A 60-year-old patient with a light-colored iris presents with pseudophakic pupillary block. Lens implant surgery was performed 6 months ago. The pupil is dilated moderately. There are adhesions with the optic of the posterior chamber lens. One loop of the lens is pushing itself into the anterior chamber. Iris bombe is seen in 360º. Most of the iris from the 6-o'clock position to the 11-o'clock position is in contact with the endothelium. A round continuous curvilinear capsulorrhexis is visible, in front of which the optic of the lens lies. The patient has been experiencing eye aches for 2 months. Intraocular pressure is 35 mm Hg. A filtration operation for glaucoma with 1 or 2 iridectomies suffices for control of glaucoma and for clearing the pupillary block. Further intervention depends on the progress of the case.
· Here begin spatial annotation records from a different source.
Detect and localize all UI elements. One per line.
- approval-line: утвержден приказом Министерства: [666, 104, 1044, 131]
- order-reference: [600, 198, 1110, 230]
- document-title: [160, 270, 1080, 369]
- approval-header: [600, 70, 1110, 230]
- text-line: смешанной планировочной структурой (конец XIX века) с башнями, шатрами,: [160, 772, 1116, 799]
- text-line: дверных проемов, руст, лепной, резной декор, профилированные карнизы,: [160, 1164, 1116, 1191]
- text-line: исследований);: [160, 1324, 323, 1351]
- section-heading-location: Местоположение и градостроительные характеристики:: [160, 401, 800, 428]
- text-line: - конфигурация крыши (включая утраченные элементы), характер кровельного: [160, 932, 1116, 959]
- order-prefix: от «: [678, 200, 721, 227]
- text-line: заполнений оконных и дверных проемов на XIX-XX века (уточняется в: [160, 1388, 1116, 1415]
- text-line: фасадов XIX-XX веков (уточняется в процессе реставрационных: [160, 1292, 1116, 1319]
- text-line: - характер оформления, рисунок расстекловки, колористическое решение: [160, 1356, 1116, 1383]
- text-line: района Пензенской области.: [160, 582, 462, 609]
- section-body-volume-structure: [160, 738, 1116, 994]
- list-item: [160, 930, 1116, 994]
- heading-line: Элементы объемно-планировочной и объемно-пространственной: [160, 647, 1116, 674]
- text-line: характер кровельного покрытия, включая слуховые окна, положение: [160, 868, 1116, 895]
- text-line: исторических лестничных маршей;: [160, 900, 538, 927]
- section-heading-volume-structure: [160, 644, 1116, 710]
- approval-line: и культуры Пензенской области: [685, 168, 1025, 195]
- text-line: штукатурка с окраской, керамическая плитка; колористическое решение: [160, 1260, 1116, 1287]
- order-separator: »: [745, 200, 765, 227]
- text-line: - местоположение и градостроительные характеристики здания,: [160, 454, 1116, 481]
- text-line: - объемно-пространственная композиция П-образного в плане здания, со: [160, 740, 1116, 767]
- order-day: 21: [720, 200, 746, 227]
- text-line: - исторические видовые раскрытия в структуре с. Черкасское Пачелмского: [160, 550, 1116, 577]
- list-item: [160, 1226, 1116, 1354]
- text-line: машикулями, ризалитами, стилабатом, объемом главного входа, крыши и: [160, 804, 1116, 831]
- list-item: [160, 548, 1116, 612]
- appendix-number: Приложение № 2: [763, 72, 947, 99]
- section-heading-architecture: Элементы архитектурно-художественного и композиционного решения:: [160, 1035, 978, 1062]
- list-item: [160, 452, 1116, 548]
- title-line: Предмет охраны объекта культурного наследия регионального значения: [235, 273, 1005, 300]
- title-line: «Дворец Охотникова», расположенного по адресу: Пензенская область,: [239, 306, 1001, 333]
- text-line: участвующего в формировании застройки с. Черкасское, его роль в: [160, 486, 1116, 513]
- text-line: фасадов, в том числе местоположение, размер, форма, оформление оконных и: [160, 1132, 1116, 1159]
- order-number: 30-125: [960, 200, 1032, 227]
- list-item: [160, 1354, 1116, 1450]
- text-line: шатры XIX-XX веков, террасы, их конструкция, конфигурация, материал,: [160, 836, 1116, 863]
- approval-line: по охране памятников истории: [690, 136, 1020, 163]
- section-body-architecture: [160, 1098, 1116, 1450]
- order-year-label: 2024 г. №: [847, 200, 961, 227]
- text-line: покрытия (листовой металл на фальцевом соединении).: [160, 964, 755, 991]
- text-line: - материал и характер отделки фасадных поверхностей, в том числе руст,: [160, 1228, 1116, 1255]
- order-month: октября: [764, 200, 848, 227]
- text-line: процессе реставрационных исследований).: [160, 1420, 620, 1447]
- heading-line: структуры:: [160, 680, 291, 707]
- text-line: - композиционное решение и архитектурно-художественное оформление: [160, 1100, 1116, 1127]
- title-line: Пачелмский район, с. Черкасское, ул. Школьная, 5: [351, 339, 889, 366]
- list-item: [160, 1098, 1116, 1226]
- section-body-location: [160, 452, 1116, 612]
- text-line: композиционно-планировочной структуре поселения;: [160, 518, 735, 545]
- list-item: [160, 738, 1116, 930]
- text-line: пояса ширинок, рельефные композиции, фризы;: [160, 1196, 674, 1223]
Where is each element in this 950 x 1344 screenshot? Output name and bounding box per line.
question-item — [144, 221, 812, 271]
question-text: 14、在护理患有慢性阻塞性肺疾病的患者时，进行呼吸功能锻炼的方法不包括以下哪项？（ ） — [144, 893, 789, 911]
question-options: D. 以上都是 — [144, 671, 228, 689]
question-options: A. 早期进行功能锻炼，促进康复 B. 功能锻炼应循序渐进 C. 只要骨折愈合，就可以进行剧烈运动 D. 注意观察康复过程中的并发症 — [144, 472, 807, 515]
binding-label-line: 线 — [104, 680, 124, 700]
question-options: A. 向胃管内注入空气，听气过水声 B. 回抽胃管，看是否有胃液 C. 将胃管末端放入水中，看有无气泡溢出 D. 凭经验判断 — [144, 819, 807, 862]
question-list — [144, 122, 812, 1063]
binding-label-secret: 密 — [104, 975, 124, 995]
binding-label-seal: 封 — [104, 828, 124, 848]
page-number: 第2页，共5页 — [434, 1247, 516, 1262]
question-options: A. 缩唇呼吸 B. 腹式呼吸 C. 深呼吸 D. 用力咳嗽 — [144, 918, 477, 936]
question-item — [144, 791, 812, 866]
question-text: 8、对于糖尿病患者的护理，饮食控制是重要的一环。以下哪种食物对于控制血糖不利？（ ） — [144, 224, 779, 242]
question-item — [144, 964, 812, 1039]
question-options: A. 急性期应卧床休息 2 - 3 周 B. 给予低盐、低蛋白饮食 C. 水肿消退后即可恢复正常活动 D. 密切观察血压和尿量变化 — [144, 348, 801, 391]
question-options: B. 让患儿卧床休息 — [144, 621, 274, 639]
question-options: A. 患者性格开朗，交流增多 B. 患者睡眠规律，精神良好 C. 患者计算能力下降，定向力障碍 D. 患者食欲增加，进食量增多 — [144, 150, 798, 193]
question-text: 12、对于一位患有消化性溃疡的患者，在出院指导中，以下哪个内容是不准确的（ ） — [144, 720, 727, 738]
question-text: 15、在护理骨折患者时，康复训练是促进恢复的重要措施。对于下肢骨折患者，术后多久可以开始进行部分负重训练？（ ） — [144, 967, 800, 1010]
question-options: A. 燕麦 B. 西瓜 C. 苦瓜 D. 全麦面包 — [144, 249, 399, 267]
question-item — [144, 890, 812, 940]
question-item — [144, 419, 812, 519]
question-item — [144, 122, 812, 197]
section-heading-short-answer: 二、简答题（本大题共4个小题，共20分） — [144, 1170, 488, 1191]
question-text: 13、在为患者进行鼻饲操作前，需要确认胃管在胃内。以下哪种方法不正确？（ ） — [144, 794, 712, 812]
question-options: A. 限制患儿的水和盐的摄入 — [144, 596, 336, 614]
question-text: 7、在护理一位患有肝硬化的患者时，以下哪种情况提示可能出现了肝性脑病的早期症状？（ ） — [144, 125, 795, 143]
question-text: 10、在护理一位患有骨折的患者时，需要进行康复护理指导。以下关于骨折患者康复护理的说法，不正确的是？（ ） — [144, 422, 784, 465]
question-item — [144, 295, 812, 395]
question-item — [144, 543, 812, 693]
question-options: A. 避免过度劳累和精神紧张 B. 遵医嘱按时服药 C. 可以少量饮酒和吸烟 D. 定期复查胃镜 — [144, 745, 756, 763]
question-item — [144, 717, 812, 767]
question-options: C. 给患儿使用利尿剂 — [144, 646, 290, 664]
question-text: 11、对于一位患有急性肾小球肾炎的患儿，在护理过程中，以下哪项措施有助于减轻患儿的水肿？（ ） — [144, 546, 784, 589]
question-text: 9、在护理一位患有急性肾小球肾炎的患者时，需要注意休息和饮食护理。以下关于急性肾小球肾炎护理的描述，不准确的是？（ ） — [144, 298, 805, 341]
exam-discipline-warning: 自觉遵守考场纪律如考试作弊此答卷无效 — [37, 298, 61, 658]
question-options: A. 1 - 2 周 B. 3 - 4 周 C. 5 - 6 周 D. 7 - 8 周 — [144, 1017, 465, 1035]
A 56-year-old patient presents with a 4-loop-angle-supported lens. Two loops are visible, while the other loops are hidden under the iris tissue. From the 10-o'clock position to the 3-o'clock position, the edge of the optic is hidden under the overgrown iris tissue. A translucent membrane, 4-cornered in shape, is adherent to the anterior surface of the optic. A peripheral iridectomy is not visible. The pupil is blocked with pigment and scar tissue. The optic of the lens is acting like a perfect lid over the pupil. Iris bombe is all around, more so in the upper half. The endothelial cell count is 1700 cells/mm2. By a quirk of nature, the intraocular pressure is still normal. Light perception and projection are good. An iris claw lens, although virtually unknown in some parts of the world, is an excellent exchange lens. It can be fixed with minimal trauma to the iris and is well tolerated.